Earlier this year, Amy Coleman and Georgie Foley began working at the NCSEHE as research assistants. Since then, they have been immersed in all things student equity, working alongside members of the NCSEHE team.
We asked Amy and Georgie to tell us a little about themselves and their experience here so far… Here is what they had to say!
Hi everyone! My name is Amy Coleman. I am currently completing my Honours in Psychology at Curtin University. In order to develop my skills and explore my (many!) areas of interest, I decided to complete my honours part time. So you may be wondering, what did that look like? This meant that last year I completed four coursework units in total, and this year I am working on my dissertation. I am very fortunate to be working with my chosen co-supervisors, Associate Professor Lynne Roberts and Shannon Muir, a sessional academic and PhD candidate. My dissertation is exploring moral and behavioural factors associated with online shaming. Exploring the phenomenon of online shaming has been so fascinating and I am so excited to develop my quantitative research skills this year through completing a serial mediation moderation model. My broader interests including social psychology topics, child and adolescent development, abnormal psychology (especially perfectionism, eating disorders, anxiety, depression), sleep, and health psychology.
Being part time has enable me to work alongside completing my dissertation and I have been fortunate enough to obtain a role as a research assistant at the NCSEHE. I have always had a passion for social justice, amplified by my upbringing in Zimbabwe where I witnessed firsthand the inequity between community members. Working at the NCSEHE, an organisation that helps improve inequity between disadvantaged groups, has inspired and further developed my passion. Just in my short time here, I have developed and refined so many new skills including quantitative and literature review skills. I love being able to contribute to meaningful research that can have a positive impact on others by informing policy and guidelines!
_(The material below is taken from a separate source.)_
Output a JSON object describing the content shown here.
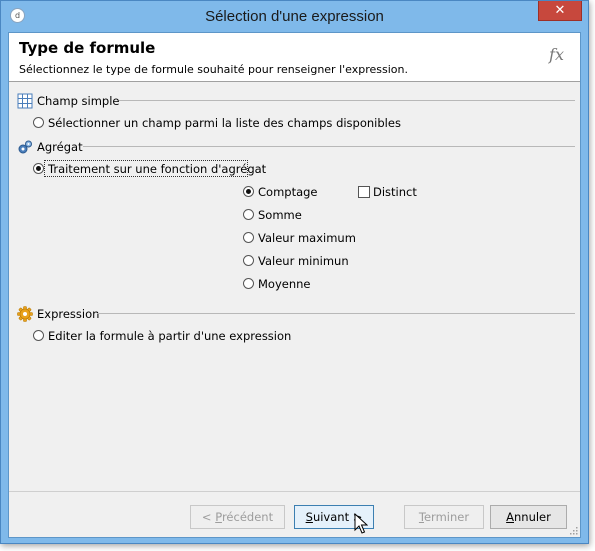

Hi! My name is Georgie Foley and I am currently completing my final year of a Master of Arts majoring in Social and Cultural Inquiry at Curtin University. As part of my degree, I am writing a thesis on young women’s sexual identity formation and the impact that one’s high school education has on this development. I have chosen this topic as I have an interest in educational experiences, sexuality, and identity development. I am particularly interested in analysing and understanding the individual lived experience, and how personal narratives can be used to produce knowledge on wider subjects. I enjoy researching through a combination of ethnographic methodologies, with interviews being my primary approach to data collection in my thesis. I love interviewing as a way to really get to know a person and their feelings on/experience with a topic. I like to have my participants drive the interview and direct it in ways which feel the most truthful to themselves, with open-ended questions and a more conversational approach. I enjoy interviewing this way as it shows how unique and distinctive the individual lived experience really is, and that is something I am really interested in.
I was extremely grateful to have the opportunity to work for the NCSEHE. Having the ability to use my skills to help those from more diverse backgrounds is something I am very passionate about, and being able to work in an environment that is so focused on ensuring equitable educational experiences is both inspiring and motivating. In my time here, I have been able to assist in Media and Communications work on top of my role as Research Assistant, which has been awesome as I also have a background in marketing and public relations. I am looking forward to continuing my work at NCSEHE whilst completing my degree. The skills I am picking up are invaluable and being able to assist in the research that aims to shape a more equitable future in higher education is extremely rewarding.
Amy and Georgie are the latest of nine “earn while you learn” students who have been employed by the NCSEHE, working in web development, graphic design, media and communications, and research assistant roles.
We value the opportunity to support the career progression of individuals from diverse backgrounds who share the NCSEHE team’s commitment to equity and social justice.